Sept mois après cette tragédie, le gouvernement sud-coréen s'apprête à publier, ce week-end, un rapport qui évoque une erreur humaine, mettant en effet directement en cause le pilote de l'appareil. Mais les familles de victimes ainsi que le syndicat des pilotes de Jeju Air s'élèvent contre ce document. Le rapport provisoire leur a été présenté lors d’une réunion d’information à l’aéroport de Muan le 19 juillet et selon ses conclusions, le pilote a coupé par erreur le moteur qui fonctionnait normalement, au lieu de celui gravement endommagé par un impact d'oiseaux.

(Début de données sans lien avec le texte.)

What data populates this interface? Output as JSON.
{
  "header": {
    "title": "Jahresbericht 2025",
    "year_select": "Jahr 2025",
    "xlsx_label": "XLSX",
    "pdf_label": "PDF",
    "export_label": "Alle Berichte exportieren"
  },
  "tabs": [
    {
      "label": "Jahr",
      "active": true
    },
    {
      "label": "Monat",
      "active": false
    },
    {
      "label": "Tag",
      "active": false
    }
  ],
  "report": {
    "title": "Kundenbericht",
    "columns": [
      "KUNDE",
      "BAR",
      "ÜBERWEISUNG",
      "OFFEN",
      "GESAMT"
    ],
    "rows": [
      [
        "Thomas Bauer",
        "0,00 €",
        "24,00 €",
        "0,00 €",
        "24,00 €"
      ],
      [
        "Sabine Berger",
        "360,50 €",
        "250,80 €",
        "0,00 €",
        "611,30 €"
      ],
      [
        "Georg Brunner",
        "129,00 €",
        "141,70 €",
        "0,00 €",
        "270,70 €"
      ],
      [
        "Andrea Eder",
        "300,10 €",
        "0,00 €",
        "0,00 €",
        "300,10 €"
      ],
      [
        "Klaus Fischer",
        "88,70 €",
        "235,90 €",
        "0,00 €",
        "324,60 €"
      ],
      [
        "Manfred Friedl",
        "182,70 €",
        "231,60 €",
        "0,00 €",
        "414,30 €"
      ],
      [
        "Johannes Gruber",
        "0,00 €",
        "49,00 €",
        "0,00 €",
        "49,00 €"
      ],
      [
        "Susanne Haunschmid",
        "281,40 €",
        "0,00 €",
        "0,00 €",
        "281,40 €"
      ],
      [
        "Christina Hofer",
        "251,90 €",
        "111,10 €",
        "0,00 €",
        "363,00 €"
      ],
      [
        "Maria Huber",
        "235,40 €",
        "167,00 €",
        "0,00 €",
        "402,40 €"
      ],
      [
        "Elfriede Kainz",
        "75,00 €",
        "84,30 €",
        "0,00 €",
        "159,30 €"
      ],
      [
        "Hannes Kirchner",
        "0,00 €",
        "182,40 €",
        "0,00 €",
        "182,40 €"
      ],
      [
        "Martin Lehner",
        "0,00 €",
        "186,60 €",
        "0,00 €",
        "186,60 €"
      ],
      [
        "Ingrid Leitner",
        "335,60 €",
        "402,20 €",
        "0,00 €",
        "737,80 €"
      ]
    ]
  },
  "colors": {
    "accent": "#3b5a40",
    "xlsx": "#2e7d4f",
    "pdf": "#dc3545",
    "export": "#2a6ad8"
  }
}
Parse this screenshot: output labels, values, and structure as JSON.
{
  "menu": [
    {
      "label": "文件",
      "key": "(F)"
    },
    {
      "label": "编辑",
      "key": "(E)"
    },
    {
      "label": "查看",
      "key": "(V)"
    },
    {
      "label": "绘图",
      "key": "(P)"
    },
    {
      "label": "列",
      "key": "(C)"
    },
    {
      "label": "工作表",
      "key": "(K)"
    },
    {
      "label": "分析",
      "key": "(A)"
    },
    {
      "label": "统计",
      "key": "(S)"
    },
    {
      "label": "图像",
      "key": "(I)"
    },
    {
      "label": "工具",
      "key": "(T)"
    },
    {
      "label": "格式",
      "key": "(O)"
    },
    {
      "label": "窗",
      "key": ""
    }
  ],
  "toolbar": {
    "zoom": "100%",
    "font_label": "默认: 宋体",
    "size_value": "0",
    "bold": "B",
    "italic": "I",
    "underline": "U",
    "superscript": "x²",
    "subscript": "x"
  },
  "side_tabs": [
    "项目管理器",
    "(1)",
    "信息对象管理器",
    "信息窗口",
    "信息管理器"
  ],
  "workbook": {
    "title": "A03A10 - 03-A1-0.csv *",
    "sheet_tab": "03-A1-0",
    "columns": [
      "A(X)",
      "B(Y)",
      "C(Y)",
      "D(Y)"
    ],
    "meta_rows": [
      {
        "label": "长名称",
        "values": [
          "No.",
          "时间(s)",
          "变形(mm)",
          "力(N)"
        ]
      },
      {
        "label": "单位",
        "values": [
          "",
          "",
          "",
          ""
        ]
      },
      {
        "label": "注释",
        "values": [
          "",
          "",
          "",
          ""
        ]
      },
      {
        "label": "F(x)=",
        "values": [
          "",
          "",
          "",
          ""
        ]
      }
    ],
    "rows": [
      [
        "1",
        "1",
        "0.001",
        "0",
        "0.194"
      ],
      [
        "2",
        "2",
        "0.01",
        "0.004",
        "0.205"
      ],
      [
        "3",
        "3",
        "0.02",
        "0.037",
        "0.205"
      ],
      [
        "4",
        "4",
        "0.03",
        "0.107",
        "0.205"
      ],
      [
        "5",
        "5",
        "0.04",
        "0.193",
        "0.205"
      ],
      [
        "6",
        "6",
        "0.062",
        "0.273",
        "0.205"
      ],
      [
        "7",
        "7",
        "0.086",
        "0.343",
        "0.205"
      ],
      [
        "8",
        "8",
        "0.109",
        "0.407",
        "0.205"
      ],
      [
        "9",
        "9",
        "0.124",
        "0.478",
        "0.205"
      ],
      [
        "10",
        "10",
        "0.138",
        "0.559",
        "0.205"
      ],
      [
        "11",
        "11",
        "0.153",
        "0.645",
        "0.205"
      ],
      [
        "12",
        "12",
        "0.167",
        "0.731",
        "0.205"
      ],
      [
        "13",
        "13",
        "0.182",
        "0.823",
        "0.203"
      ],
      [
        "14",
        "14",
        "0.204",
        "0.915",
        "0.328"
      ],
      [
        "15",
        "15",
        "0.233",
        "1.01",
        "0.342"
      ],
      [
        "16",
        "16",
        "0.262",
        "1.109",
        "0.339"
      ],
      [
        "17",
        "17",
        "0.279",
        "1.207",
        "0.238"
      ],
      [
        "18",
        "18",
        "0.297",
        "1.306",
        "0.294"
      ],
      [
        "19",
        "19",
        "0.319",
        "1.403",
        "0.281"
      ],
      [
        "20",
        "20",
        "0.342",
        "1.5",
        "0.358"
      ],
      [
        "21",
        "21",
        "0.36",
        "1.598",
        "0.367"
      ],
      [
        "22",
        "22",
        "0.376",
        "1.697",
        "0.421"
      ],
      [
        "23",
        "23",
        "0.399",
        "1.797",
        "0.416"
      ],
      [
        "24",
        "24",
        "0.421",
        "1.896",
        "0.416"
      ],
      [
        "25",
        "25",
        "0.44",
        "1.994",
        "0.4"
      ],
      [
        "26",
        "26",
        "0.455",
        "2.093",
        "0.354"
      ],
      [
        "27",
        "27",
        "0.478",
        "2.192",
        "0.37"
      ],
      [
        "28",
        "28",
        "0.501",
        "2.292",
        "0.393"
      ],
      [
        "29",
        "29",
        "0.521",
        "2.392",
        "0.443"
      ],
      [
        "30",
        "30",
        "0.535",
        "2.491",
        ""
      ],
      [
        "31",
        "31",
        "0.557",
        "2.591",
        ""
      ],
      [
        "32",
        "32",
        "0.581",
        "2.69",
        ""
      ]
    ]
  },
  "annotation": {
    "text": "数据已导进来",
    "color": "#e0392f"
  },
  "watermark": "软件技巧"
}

Les familles n'ont reçu «aucune explication adéquate»
Les données recueillies dans les boîtes noires semblent indiquer plus précisément que le moteur gauche – le moins endommagé – a été éteint avant la tentative d’atterrissage. Un précédent rapport préliminaire en janvier avait confirmé la présence de plumes et de taches de sang d’oiseau dans les deux moteurs. Ce cafouillage a provoqué de vives tensions. Kim Youn-mi, qui représente les familles, explique que ces dernières n'ont reçu «aucune explication adéquate». Le syndicat des pilotes, quant à lui, se dit «profondément indigné» et rejette «fermement la tentative malveillante de faire porter la responsabilité sur le pilote». Dans ce contexte, les responsables sud-coréens ont annulé la conférence de presse prévue. L'enquête pour déterminer les raisons précises de ce crash se poursuit.